When IBM unveiled the latest update to its On Demand software strategy at the end of 2004, SAP was in a familiar
position: relegated to the IT side of the "business transformation and IT" dilemma facing enterprises today. Innovation, according to IBM, takes place at the "higher" business process level where, by implication, SAP has no business.
There has always been a problem with this worldview and, in light of SAP's push toward business process modeling and NetWeaver, it's become even more shortsighted.

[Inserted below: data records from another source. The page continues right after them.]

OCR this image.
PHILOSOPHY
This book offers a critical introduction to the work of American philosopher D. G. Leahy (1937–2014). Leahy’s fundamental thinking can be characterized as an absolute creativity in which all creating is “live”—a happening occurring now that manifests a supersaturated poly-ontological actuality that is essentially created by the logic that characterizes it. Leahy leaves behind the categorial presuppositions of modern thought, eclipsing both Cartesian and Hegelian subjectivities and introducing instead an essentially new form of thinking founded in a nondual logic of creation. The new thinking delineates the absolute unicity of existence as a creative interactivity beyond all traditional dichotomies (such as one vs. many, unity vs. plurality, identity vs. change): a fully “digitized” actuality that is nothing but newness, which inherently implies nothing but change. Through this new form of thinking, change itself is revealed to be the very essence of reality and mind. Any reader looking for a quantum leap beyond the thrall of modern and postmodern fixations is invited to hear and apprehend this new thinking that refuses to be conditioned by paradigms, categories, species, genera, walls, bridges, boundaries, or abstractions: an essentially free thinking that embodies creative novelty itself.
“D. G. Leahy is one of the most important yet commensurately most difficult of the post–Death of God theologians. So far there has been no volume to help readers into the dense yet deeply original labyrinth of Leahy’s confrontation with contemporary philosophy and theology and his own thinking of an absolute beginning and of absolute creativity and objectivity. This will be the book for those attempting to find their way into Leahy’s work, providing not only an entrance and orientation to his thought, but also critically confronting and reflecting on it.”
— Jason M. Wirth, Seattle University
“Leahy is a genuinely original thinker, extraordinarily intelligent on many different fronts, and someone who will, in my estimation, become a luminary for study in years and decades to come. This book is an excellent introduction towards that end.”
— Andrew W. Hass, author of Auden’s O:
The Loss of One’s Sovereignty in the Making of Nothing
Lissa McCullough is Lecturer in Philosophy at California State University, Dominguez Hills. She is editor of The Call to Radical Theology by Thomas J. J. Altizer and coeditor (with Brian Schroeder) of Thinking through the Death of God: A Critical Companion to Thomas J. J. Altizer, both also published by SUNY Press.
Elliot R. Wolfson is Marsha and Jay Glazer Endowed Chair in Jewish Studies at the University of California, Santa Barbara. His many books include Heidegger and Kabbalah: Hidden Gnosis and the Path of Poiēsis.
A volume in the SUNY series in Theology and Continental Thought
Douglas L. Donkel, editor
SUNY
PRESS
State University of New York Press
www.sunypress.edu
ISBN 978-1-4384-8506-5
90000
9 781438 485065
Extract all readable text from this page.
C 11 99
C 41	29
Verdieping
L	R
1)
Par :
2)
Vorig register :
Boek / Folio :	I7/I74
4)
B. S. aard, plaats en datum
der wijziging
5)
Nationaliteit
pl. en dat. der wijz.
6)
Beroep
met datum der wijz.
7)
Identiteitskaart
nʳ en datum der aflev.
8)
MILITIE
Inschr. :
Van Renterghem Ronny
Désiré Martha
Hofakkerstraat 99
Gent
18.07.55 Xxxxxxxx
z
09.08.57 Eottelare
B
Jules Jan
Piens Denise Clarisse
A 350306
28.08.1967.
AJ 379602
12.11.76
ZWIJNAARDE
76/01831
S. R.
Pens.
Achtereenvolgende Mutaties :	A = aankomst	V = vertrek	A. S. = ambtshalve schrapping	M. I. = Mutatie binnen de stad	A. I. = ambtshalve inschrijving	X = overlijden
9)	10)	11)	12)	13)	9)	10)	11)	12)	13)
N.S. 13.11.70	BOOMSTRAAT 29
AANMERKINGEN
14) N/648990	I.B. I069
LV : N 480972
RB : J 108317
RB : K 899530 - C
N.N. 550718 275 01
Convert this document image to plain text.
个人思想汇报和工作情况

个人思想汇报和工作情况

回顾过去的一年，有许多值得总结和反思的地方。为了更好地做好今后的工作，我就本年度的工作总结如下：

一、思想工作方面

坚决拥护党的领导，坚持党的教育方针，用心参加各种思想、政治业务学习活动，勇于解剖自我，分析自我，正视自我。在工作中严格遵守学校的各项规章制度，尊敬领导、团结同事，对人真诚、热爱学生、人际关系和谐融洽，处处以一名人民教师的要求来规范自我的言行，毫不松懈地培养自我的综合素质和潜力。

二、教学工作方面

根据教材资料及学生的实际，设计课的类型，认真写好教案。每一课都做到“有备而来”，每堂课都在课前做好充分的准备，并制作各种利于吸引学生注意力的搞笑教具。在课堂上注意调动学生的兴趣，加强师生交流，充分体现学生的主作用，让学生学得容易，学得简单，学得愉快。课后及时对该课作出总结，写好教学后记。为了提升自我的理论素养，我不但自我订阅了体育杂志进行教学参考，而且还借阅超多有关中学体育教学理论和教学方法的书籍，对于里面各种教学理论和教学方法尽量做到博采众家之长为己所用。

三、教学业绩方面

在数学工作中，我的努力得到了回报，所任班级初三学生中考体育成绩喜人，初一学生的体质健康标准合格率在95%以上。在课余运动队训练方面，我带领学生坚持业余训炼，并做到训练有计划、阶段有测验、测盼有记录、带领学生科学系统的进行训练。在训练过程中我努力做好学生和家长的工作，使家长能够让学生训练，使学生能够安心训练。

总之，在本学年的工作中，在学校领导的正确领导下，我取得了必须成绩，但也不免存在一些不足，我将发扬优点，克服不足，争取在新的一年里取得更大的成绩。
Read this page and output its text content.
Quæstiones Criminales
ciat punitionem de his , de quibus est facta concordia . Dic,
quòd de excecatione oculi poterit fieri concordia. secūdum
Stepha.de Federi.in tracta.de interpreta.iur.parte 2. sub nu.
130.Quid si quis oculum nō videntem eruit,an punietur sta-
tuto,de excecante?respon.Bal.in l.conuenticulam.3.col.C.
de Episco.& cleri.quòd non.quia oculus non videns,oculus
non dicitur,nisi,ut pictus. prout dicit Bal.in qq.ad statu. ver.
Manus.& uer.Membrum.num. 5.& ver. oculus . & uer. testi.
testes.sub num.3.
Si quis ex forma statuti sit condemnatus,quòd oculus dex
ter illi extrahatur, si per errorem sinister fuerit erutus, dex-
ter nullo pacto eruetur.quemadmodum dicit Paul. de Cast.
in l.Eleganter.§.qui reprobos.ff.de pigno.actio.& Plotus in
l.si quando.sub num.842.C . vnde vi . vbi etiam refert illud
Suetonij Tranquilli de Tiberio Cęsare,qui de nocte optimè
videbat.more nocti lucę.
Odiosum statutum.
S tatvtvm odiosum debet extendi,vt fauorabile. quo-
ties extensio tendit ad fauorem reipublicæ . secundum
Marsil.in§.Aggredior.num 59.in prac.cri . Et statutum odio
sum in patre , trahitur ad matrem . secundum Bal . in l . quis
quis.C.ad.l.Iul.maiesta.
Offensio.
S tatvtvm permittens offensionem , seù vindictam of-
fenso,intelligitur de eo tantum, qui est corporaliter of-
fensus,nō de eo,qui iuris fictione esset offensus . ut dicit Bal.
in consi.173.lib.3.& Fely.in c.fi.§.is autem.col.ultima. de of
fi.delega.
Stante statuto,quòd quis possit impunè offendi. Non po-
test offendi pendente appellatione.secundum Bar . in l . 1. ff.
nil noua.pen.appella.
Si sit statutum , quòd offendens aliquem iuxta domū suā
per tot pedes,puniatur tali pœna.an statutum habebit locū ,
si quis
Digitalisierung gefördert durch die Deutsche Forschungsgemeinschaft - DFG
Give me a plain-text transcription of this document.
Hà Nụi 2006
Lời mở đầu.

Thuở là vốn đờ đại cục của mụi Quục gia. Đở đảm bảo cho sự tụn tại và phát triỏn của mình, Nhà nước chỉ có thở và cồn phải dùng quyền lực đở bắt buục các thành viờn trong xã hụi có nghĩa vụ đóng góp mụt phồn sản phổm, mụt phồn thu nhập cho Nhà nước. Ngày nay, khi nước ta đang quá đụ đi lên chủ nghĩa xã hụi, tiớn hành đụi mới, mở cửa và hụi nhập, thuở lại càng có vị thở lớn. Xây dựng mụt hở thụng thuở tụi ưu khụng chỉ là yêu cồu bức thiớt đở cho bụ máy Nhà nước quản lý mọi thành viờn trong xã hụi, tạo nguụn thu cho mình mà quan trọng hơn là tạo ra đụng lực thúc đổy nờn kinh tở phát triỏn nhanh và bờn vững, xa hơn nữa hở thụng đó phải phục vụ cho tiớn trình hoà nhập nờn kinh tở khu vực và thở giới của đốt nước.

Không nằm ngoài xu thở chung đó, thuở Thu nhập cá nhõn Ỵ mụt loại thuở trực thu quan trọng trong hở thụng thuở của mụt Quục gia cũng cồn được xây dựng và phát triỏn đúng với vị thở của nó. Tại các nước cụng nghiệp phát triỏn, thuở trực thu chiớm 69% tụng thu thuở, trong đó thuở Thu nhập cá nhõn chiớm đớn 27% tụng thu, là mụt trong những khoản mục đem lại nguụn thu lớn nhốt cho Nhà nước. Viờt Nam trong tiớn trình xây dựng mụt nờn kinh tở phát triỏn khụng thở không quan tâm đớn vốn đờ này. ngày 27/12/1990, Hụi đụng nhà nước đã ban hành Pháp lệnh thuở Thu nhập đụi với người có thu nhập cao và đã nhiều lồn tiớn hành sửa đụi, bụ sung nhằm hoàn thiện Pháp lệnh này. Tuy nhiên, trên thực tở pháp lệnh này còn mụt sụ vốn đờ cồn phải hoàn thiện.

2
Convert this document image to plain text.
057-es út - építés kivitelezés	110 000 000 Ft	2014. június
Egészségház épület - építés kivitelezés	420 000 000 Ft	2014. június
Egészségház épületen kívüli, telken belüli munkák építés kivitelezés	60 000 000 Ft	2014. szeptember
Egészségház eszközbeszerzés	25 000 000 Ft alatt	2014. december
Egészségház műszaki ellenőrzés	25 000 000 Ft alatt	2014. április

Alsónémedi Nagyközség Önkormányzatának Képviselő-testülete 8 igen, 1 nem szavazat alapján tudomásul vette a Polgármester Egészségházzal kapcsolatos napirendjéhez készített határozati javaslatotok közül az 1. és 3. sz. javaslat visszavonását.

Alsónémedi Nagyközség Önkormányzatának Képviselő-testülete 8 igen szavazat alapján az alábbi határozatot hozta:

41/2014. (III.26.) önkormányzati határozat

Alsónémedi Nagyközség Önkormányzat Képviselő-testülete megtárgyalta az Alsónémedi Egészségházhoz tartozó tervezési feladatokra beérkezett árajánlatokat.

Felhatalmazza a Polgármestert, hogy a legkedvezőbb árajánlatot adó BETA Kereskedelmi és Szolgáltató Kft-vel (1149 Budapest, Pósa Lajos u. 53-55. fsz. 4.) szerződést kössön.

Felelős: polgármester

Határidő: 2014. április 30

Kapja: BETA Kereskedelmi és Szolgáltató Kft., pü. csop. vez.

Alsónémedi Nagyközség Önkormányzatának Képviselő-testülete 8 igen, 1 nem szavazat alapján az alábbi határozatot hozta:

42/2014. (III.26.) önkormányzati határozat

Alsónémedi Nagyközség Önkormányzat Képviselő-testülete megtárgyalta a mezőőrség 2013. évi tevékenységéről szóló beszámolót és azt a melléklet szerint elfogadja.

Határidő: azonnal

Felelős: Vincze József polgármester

IBM contends that the key to success comes from middleware -- WebSphere, Lotus, DB2, Rational.
With IBM competing in SAP's own customer base to define the parameters of next-generation innovation -- and cash the checks that SAP thinks should have NetWeaver written on them -- it's important to understand the difference between IBM and SAP.
In the IBM world, business processes -- the building blocks of innovation -- are created out of a consulting project that uses underlying applications the way a bakery uses flour -- a raw material with a purely commodity value. In the SAP world, business processes are part of the core functionality of mySAP that, along with new processes and services, form the building blocks of next generation applications.
IBM's worldview is an attempt to gild the lily by making middleware look more strategic than it is. It's one that only makes sense if you're a company that eschews packaged apps. The real value-add is in packaged business processes that can be reused at will -- either by a SAP NetWeaver or whatever IBM decides to call its services architecture. Those packaged processes -- many of them already sitting in mySAP waiting to be service oriented -- represent the building blocks of innovation. The middleware layer that IBM proposes is much more like the flour in your bread. If you want the whole loaf, you're better off talking to SAP.